Every year, around 300 billion medical rubber gloves are used around the world – and every second one of them comes from Malaysia. Due to the Corona pandemic alone, production has once again risen sharply.
Since 2013, the Malaysian company Le Inoova in Selangor has been supporting producers of gloves. "We provide consultancy and solutions for the glove industry. In doing so, we find that many in the industry face the same problems," says Khoo Siong Hui, Managing Director of Le Inoova. He is referring primarily to the development process and the testing phase prior to actual glove production. This is exactly where Le Inoova comes in and has developed a new, more cost-effective method.

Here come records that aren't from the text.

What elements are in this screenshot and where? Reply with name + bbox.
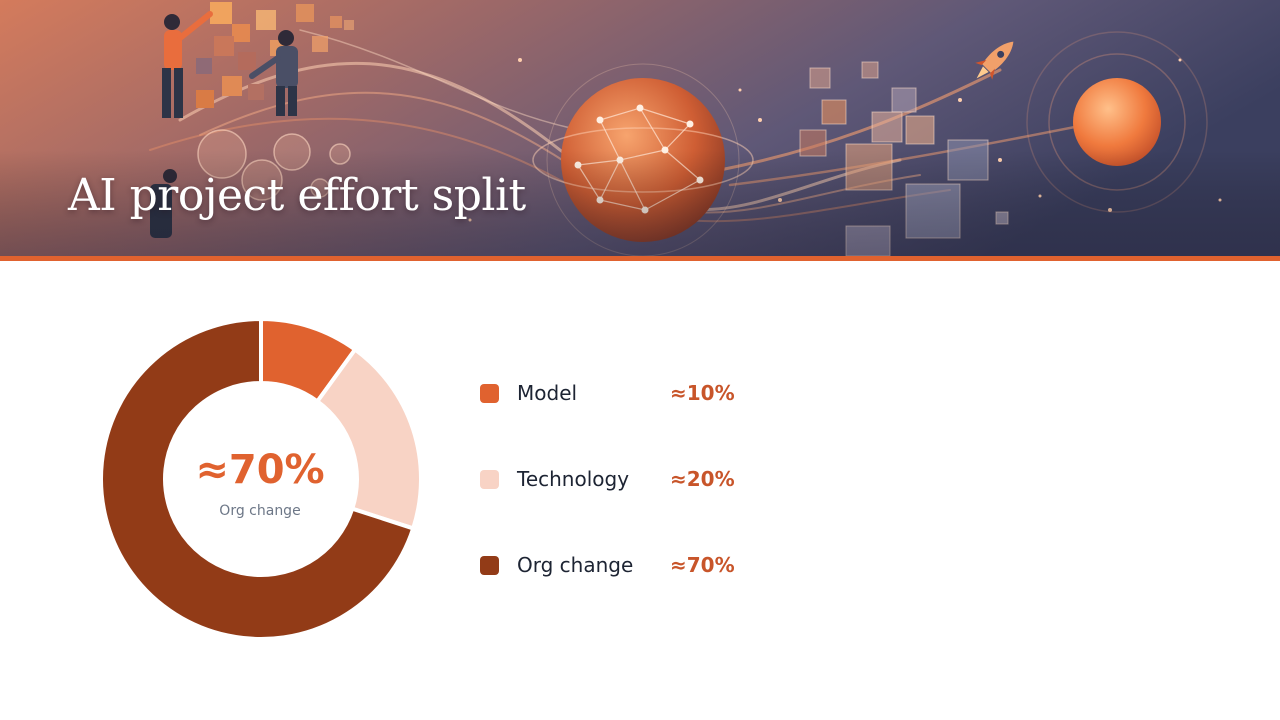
legend-swatch-technology xyxy=(480,470,499,489)
legend-swatch-model xyxy=(480,384,499,403)
person-figure-right xyxy=(249,30,298,116)
legend-value-model: ≈10% xyxy=(670,381,735,405)
person-figure-left xyxy=(162,11,213,118)
legend-item-org-change: Org change ≈70% xyxy=(480,544,800,630)
donut-chart xyxy=(99,317,423,641)
slide-title: AI project effort split xyxy=(68,170,526,221)
donut-center-label: Org change xyxy=(219,503,301,519)
rocket-icon xyxy=(975,41,1014,80)
legend-value-technology: ≈20% xyxy=(670,467,735,491)
legend-label-model: Model xyxy=(517,381,578,405)
chart-legend: Model ≈10% Technology ≈20% Org change ≈7… xyxy=(480,372,800,630)
legend-value-org-change: ≈70% xyxy=(670,553,735,577)
cube-cluster-left xyxy=(196,2,354,108)
donut-slice-technology xyxy=(315,347,423,531)
donut-center-value: ≈70% xyxy=(195,447,325,493)
banner-illustration xyxy=(0,0,1280,256)
legend-item-model: Model ≈10% xyxy=(480,372,800,458)
legend-label-org-change: Org change xyxy=(517,553,634,577)
donut-slice-org-change xyxy=(99,317,416,641)
accent-divider xyxy=(0,256,1280,261)
header-banner: AI project effort split xyxy=(0,0,1280,256)
legend-item-technology: Technology ≈20% xyxy=(480,458,800,544)
legend-swatch-org-change xyxy=(480,556,499,575)
legend-label-technology: Technology xyxy=(517,467,630,491)
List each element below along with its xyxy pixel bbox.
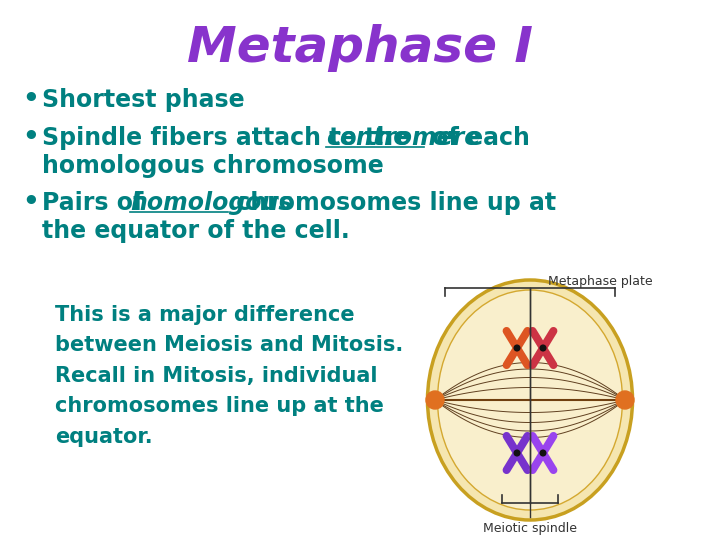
Text: Spindle fibers attach to the: Spindle fibers attach to the [42, 126, 418, 150]
Ellipse shape [428, 280, 632, 520]
Circle shape [540, 450, 546, 456]
Text: This is a major difference
between Meiosis and Mitosis.
Recall in Mitosis, indiv: This is a major difference between Meios… [55, 305, 403, 447]
Text: centromere: centromere [326, 126, 480, 150]
Ellipse shape [438, 290, 623, 510]
Circle shape [616, 391, 634, 409]
Text: of each: of each [424, 126, 530, 150]
Text: chromosomes line up at: chromosomes line up at [228, 191, 557, 215]
Circle shape [540, 345, 546, 351]
Text: Meiotic spindle: Meiotic spindle [483, 522, 577, 535]
Circle shape [514, 345, 520, 351]
Text: homologous chromosome: homologous chromosome [42, 154, 384, 178]
Text: Metaphase plate: Metaphase plate [548, 275, 652, 288]
Text: Metaphase I: Metaphase I [187, 24, 533, 72]
Circle shape [514, 450, 520, 456]
Text: Shortest phase: Shortest phase [42, 88, 245, 112]
Text: homologous: homologous [130, 191, 293, 215]
Text: the equator of the cell.: the equator of the cell. [42, 219, 350, 243]
Circle shape [426, 391, 444, 409]
Text: •: • [22, 125, 39, 151]
Text: •: • [22, 190, 39, 216]
Text: •: • [22, 87, 39, 113]
Text: Pairs of: Pairs of [42, 191, 152, 215]
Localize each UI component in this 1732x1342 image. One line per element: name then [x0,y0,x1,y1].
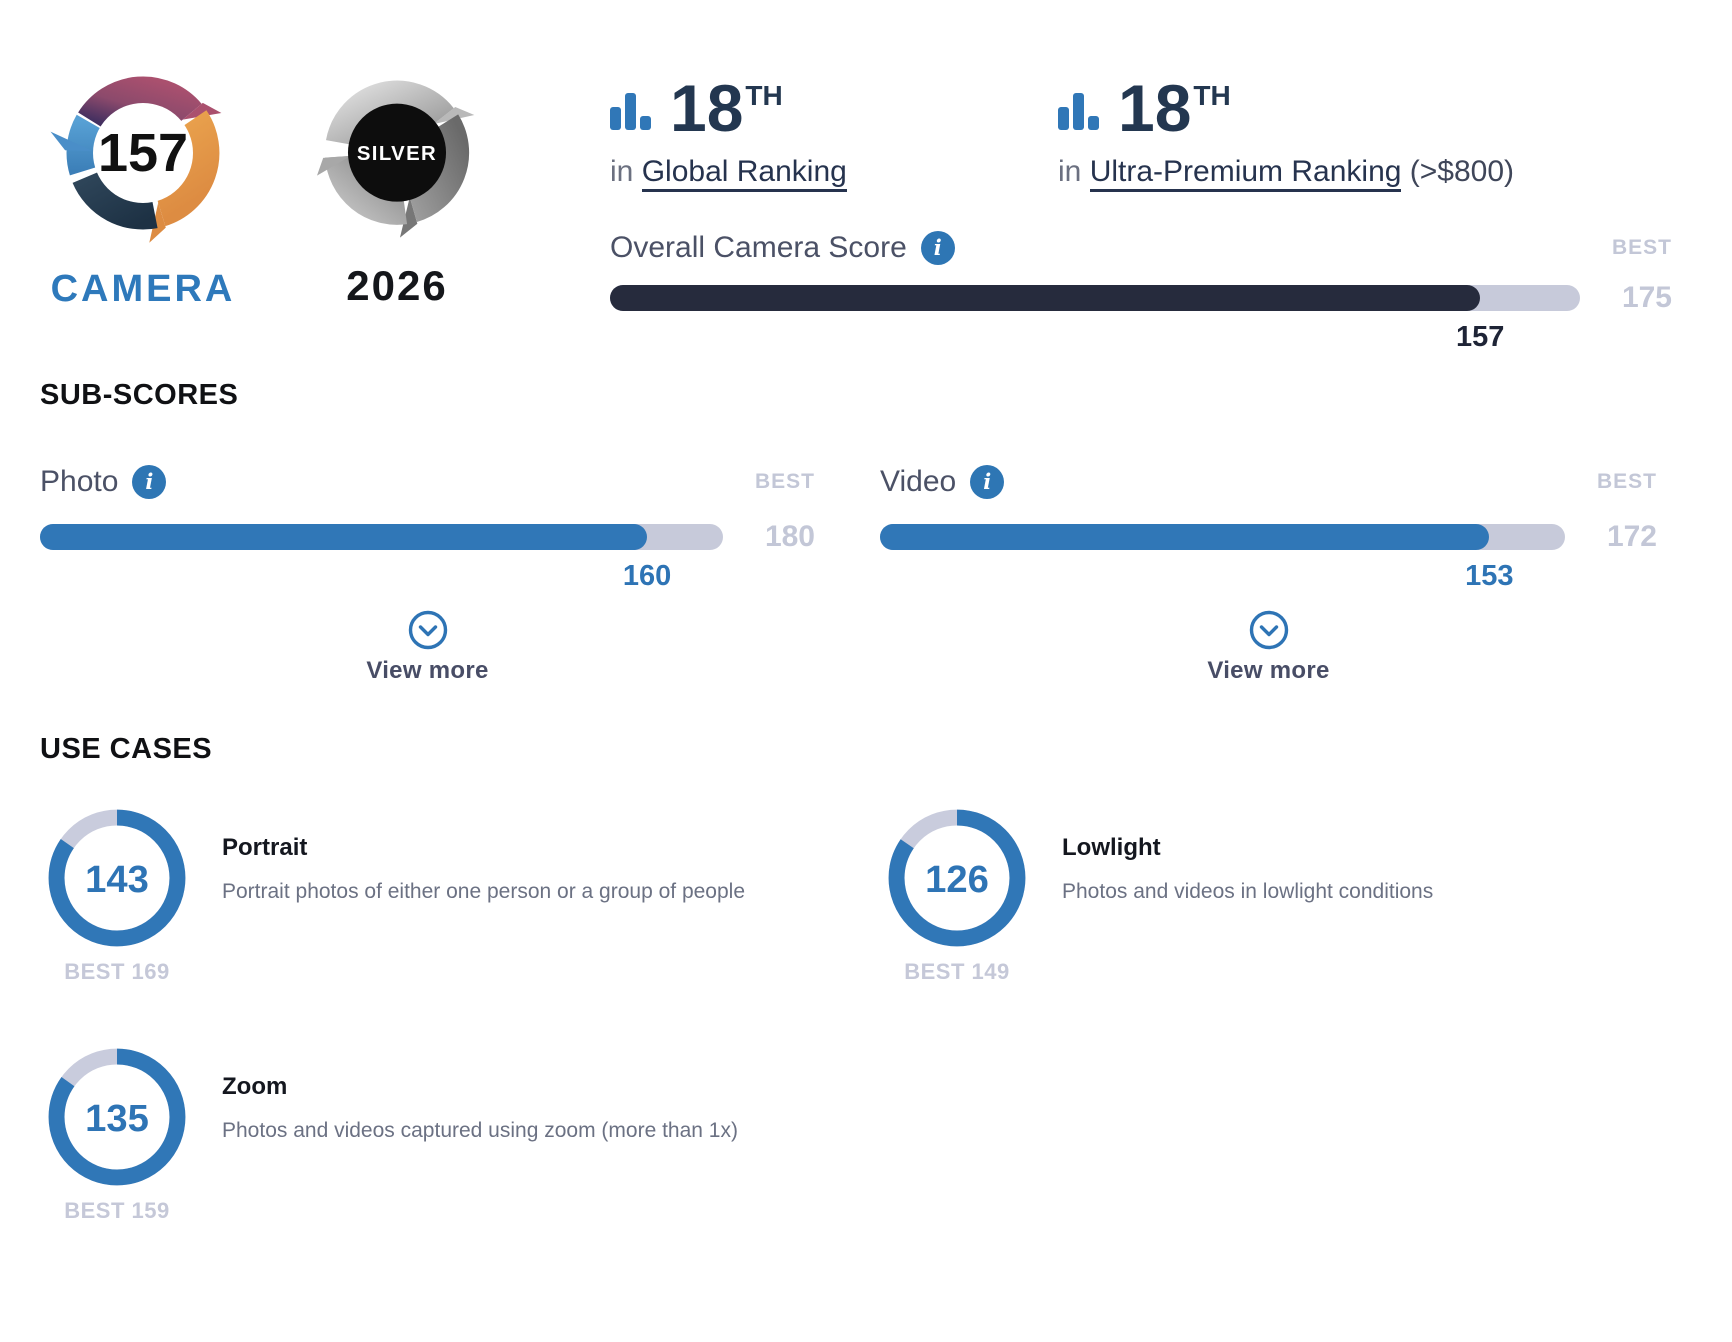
zoom-best-label: BEST 159 [64,1197,170,1223]
view-more-label: View more [1207,656,1330,684]
overall-score-section: Overall Camera Score i BEST 157 175 [610,230,1672,361]
global-ranking-block: 18TH in Global Ranking [610,75,1058,192]
overall-score-value: 157 [1456,320,1505,353]
donut-gauge-icon: 126 [888,809,1026,947]
photo-best-value: 180 [764,519,815,553]
video-score-track: 153 [880,523,1565,592]
global-ranking-value: 18TH [610,75,1058,141]
bar-chart-icon [1058,92,1099,130]
portrait-title: Portrait [222,833,308,861]
usecases-grid: 143 BEST 169 Portrait Portrait photos of… [40,808,1692,1224]
ultra-premium-ranking-link[interactable]: Ultra-Premium Ranking [1089,154,1402,192]
video-score-bar-row: 153 172 [880,519,1657,592]
award-year: 2026 [346,262,448,309]
ranking-prefix: in [1058,154,1082,188]
overall-best-value: 175 [1621,280,1672,314]
ultra-premium-rank-suffix: TH [1193,80,1231,111]
lowlight-description: Photos and videos in lowlight conditions [1062,879,1434,903]
donut-gauge-icon: 135 [48,1048,186,1186]
video-score-fill [880,523,1490,550]
zoom-text-block: Zoom Photos and videos captured using zo… [222,1047,738,1147]
zoom-gauge-value: 135 [85,1097,149,1140]
global-rank-number: 18 [670,71,744,145]
lowlight-text-block: Lowlight Photos and videos in lowlight c… [1062,808,1433,908]
best-caption: BEST [754,469,815,493]
video-view-more-button[interactable]: View more [1189,610,1349,685]
chevron-down-icon [408,610,447,649]
view-more-label: View more [366,656,489,684]
ranking-prefix: in [610,154,634,188]
lowlight-gauge: 126 BEST 149 [884,808,1030,985]
score-logo-value: 157 [98,123,188,183]
hero-section: 157 CAMERA [40,28,1692,361]
silver-medal-icon: SILVER [316,80,475,238]
video-score-value: 153 [1465,559,1514,592]
portrait-description: Portrait photos of either one person or … [222,879,746,903]
usecase-lowlight: 126 BEST 149 Lowlight Photos and videos … [880,808,1657,985]
info-icon[interactable]: i [920,230,955,265]
bar-chart-icon [610,92,651,130]
usecase-zoom: 135 BEST 159 Zoom Photos and videos capt… [40,1047,815,1224]
donut-gauge-icon: 143 [48,809,186,947]
lowlight-gauge-value: 126 [925,858,989,901]
chevron-down-icon [1249,610,1288,649]
score-logo-icon: 157 [50,76,222,243]
overall-score-label: Overall Camera Score [610,230,907,264]
award-badge: SILVER 2026 [302,62,492,310]
best-caption: BEST [1611,235,1672,259]
photo-score-bar-row: 160 180 [40,519,815,592]
price-segment-note: (>$800) [1409,154,1515,188]
portrait-text-block: Portrait Portrait photos of either one p… [222,808,745,908]
hero-main: 18TH in Global Ranking [610,28,1672,361]
ultra-premium-ranking-caption: in Ultra-Premium Ranking (>$800) [1058,154,1515,192]
info-icon[interactable]: i [970,464,1005,499]
info-icon[interactable]: i [132,464,167,499]
portrait-best-label: BEST 169 [64,958,170,984]
camera-score-logo: 157 CAMERA [40,55,246,311]
ultra-premium-ranking-value: 18TH [1058,75,1514,141]
overall-score-track: 157 [610,284,1580,353]
usecase-portrait: 143 BEST 169 Portrait Portrait photos of… [40,808,815,985]
lowlight-title: Lowlight [1062,833,1161,861]
overall-score-fill [610,284,1481,311]
subscores-row: Photo i BEST 160 180 View more [40,460,1692,685]
global-ranking-link[interactable]: Global Ranking [641,154,847,192]
zoom-description: Photos and videos captured using zoom (m… [222,1118,738,1142]
best-caption: BEST [1596,469,1657,493]
portrait-gauge: 143 BEST 169 [44,808,190,985]
portrait-gauge-value: 143 [85,858,149,901]
photo-score-value: 160 [622,559,672,592]
ultra-premium-ranking-block: 18TH in Ultra-Premium Ranking (>$800) [1058,75,1515,192]
subscores-heading: SUB-SCORES [40,378,239,411]
lowlight-best-label: BEST 149 [904,958,1010,984]
award-badge-label: SILVER [357,143,437,165]
photo-label: Photo [40,464,119,498]
global-rank-suffix: TH [745,80,783,111]
zoom-gauge: 135 BEST 159 [44,1047,190,1224]
camera-wordmark: CAMERA [50,268,236,310]
overall-score-bar-row: 157 175 [610,280,1672,353]
photo-subscore: Photo i BEST 160 180 View more [40,460,815,685]
video-best-value: 172 [1606,519,1657,553]
video-label: Video [880,464,957,498]
photo-score-track: 160 [40,523,723,592]
usecases-heading: USE CASES [40,732,213,765]
global-ranking-caption: in Global Ranking [610,154,1058,192]
zoom-title: Zoom [222,1072,288,1100]
rankings-row: 18TH in Global Ranking [610,75,1672,192]
video-subscore: Video i BEST 153 172 View more [880,460,1657,685]
photo-view-more-button[interactable]: View more [348,610,508,685]
ultra-premium-rank-number: 18 [1118,71,1192,145]
photo-score-fill [40,523,648,550]
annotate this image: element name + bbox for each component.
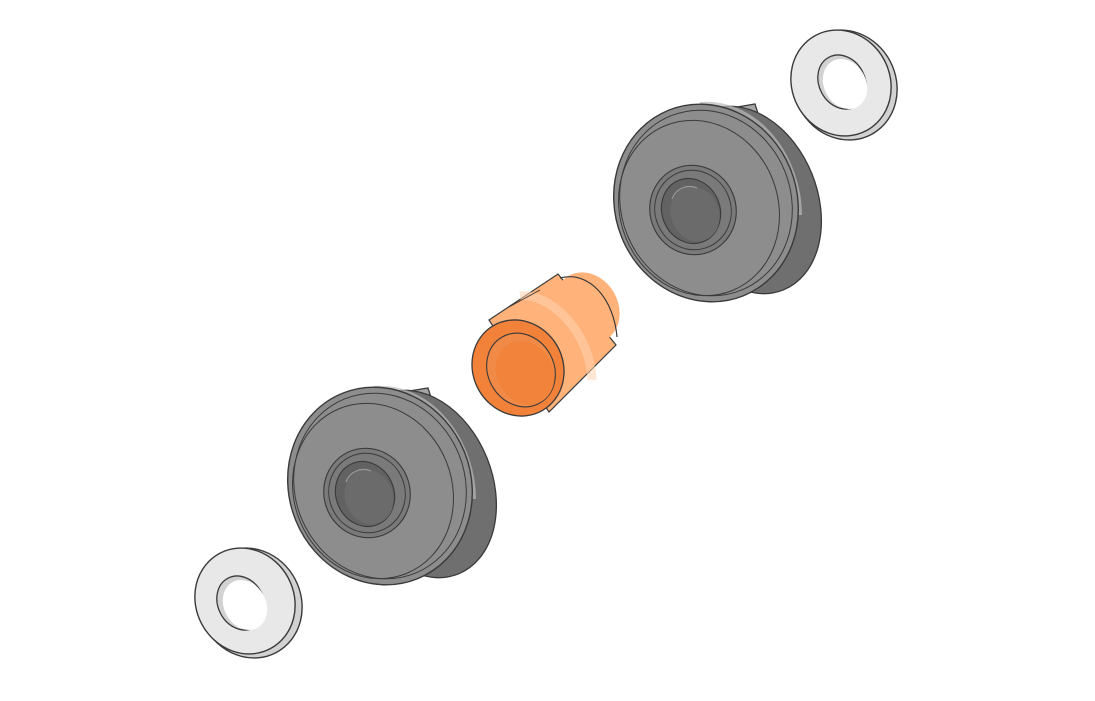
spacer-sleeve: [471, 272, 620, 417]
bearing-top-right: [612, 101, 823, 303]
washer-top-right: [790, 29, 898, 141]
bearing-bottom-left: [286, 385, 498, 586]
washer-bottom-left: [194, 547, 303, 659]
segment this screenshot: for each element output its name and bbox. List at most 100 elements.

It can, for example, reduce material waste from around 2,500 kilograms of latex to 30 kilograms per day.

Hand in hand with
KUKA system partner IDEA

The goal was to make glove manufacturing more flexible as well as to offer a robotic solution that is easily accessible at an affordable cost. Together with KUKA system partner IDEA, also from Malaysia, the company developed a robotic solution for the glove dipping process under development. The process basically looks like this: A ceramic hand mold is manually dipped by a chemist into a liquid latex, vinyl, or PVC compound. The material adheres evenly to the ceramic dip mold and is baked in an oven. "Usually, we spend a lot of time on the manual dipping process because we can't control the dwell time and temperature accurately. This delays the final product," Hui explains. This is where KUKA's robots come in. The goal, he says, was to produce high-quality gloves while reducing dipping time, potential defects, and uneven distribution of latex. "We believe automation is key in any industry," says CY Ching, IDEA's Managing Director. "And so it is for the glove industry as well."

robot has the right touch

So instead of manually dipping the ceramic mold into the various masses, a KUKA robot takes over the work. The mixing containers with the liquids are located in a semicircle in front of it. On the robot itself, the ceramic mold can be quickly and easily attached by an employee or chemist. The robot dips the mold into the individual containers fully automatically. After baking in the oven, chemists can perform a quality check and immediately change various parameters such as the immersion time or the immersion angle for the next test run.